Google's DeepMind algorithm just got one step closer to behaving like a human.
DeepMind has gotten scarily smart in recent months - and we're not just talking "computer smart," but more like "human smart." Just in 2016 the algorithm defeated the world champion at Go - something which was thought to be impossible as Go is hugely more complex than chess - by not only learning from previous games, but also by developing its own, completely novel strategies.
You see, unlike IBM's Deep Blue or Watson, which were developed with a predefined purpose, DeepMind has no purpose. It simply learns from its surroundings, takes in information, and develops its own approach to different tasks. Technically, that's called deep learning on a convolutional neural network. For instance, without altering the code in any way, DeepMind quickly learned how to play simple arcade games such as Space Invaders just by observing the game.
But that's not all the algorithm does. Google let it in charge of its electricity management, and saved a whopping 15% of all costs - they believe many other companies and even households could benefit from it.

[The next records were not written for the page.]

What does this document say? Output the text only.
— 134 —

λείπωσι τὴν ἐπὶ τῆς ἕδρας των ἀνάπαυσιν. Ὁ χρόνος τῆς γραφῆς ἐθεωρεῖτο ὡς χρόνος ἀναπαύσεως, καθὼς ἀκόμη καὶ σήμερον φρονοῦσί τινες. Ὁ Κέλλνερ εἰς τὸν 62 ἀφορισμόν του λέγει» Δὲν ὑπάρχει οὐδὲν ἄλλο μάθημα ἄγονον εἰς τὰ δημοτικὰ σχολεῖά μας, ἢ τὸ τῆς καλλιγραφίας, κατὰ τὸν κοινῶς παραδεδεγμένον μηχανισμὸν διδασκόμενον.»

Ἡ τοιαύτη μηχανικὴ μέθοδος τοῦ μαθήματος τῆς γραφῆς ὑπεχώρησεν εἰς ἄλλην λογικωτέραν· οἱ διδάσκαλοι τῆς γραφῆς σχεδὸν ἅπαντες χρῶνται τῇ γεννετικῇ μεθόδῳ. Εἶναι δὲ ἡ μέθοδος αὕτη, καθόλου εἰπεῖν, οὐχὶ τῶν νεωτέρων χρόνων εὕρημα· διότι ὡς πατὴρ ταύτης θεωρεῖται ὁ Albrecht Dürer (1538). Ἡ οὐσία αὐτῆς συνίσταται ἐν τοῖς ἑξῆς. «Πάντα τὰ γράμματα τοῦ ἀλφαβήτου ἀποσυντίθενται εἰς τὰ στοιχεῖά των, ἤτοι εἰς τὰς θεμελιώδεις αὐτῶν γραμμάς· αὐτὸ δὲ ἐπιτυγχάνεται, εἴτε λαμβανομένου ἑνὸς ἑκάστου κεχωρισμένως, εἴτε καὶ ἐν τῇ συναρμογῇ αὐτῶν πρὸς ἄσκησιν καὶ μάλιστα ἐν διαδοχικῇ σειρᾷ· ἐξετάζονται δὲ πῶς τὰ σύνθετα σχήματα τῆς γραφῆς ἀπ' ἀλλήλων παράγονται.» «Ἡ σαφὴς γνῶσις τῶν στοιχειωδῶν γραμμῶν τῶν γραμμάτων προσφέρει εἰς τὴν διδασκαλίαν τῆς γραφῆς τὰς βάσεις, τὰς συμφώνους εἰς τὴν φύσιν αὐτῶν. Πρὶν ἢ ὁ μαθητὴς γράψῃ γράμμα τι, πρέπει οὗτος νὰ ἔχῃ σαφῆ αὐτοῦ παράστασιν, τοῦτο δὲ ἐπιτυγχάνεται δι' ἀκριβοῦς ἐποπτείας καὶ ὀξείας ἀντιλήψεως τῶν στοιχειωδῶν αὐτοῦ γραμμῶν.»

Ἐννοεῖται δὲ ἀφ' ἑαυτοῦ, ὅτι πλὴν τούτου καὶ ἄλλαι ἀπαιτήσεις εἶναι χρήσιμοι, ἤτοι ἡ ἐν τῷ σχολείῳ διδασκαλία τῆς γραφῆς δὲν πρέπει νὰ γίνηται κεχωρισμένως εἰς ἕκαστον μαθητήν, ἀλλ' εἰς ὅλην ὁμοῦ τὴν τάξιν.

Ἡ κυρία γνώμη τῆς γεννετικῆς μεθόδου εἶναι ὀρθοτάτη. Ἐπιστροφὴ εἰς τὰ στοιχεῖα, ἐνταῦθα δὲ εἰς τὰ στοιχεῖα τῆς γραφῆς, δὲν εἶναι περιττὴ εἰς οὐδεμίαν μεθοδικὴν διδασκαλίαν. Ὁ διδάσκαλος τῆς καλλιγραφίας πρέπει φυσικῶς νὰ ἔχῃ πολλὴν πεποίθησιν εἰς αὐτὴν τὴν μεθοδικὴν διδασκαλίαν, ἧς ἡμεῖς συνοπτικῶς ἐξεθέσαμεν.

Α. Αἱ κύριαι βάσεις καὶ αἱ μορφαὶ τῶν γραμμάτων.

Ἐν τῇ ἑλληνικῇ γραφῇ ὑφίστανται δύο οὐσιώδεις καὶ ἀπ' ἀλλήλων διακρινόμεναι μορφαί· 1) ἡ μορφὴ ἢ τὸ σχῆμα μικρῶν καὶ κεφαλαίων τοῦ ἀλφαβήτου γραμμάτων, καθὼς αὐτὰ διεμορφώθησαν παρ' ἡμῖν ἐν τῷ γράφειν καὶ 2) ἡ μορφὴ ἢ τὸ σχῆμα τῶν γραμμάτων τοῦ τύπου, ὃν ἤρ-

Currently, the algorithm is involved in two other projects: with the Moorfields Eye Hospital, to search for early signs of diseases leading to blindness, and with the University College London Hospital to automatically differentiate between healthy and cancerous cells in the head and neck areas.
DeepMind is so smart that engineers working with it are considering installing a kill switch in case the algorithm goes rogue. But in the meantime, they're teaching it how to ride the subway.
The London tube
The London subway, or the Tube as locals call it, is one of the most complex in the world. As any tourist will gladly tell you, it's not easy to navigate it and you can easily get lost in the traffic and the rush. DeepMind didn't know anything about the subway or about navigating public transportation. To make it navigate a subway model they had to think outside the box and so they did.
They developed a neural network which works with an external memory. The combination allows the neural network not only to learn, but to use memory to store and recall facts to make inferences like a conventional algorithm. This is exactly the type of technology which allows it to learn how to accomplish tasks without previous knowledge. Again - for a pre-programmed algorithm, this would be an easy task. But for an algorithm without any related programming, it's a whole new ball game.
This has intriguing consequences. Sure, going from Picadilly to Westminster is not going to change the world, but it does indicate that algorithms are starting to become more and more human-like. Where DeepMind will take off next is anyone's guess.
The paper was published in Nature on 12 October. Journal Reference: Hybrid computing using a neural network with dynamic external memory.